In chess, a rook is a piece that can move to any other square on the row or column it is on. So, we say that it threatens all the squares on the row and column it is on (because it can threaten to capture any of the opponent’s piece on these squares; if there are multiple pieces in a row, the threat upon the further piece is known as *skewer* or an *x-ray attack* </chess-trivia>). Given the positions of rooks on a chess board, whose dimensions aren’t necessarily 8-by-8, determine the number of squares that *are not* threatened by rooks.

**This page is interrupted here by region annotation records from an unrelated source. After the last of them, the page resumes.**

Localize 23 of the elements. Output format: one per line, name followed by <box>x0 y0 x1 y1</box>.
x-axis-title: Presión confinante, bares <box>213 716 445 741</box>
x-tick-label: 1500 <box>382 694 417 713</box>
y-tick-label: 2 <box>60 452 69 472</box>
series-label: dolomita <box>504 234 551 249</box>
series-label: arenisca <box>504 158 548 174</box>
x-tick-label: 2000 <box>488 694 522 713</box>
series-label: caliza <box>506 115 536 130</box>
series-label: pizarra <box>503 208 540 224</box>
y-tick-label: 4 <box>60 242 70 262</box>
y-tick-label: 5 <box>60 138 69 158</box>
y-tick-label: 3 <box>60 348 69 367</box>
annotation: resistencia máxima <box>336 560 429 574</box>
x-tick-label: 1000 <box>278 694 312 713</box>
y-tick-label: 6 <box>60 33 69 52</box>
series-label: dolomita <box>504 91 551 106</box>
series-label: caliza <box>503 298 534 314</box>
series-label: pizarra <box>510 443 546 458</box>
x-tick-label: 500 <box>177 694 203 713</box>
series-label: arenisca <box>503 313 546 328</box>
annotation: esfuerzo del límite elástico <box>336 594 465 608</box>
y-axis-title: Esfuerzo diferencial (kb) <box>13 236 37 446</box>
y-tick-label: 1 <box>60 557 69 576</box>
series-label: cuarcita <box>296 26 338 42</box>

The input file **DATA2.txt** will contain 5 test cases. The first line of each test case contains three numbers, `R`, `C`, and `Ro` (1 ≤ `R`, `C` ≤ 31000; 1 ≤ `Ro` ≤ 20), representing the number of rows and the number of columns on our chessboard (where the rows are numbered bottom up, and the columns are numbered left to right), and the number of rooks on the board, respectively. The next `Ro` lines each contain two numbers `X` and `Y` (1 ≤ `X` ≤ `R`; 1 ≤ `Y` ≤ `C`) representing the position of a rook on the board.

The output file **OUT2.txt** should contain 5 lines, where each line represents the number of squares on the chessboard that *are not* being threatened by any rook.

```
3 3 1
2 2
8 8 3
1 1
5 5
8 8
```

```
4
25
```

Explanation of the first case:

.X. XRX .X.

There is only a single rook in the very centre at (2, 2). It does not threaten the squares marked by periods (.).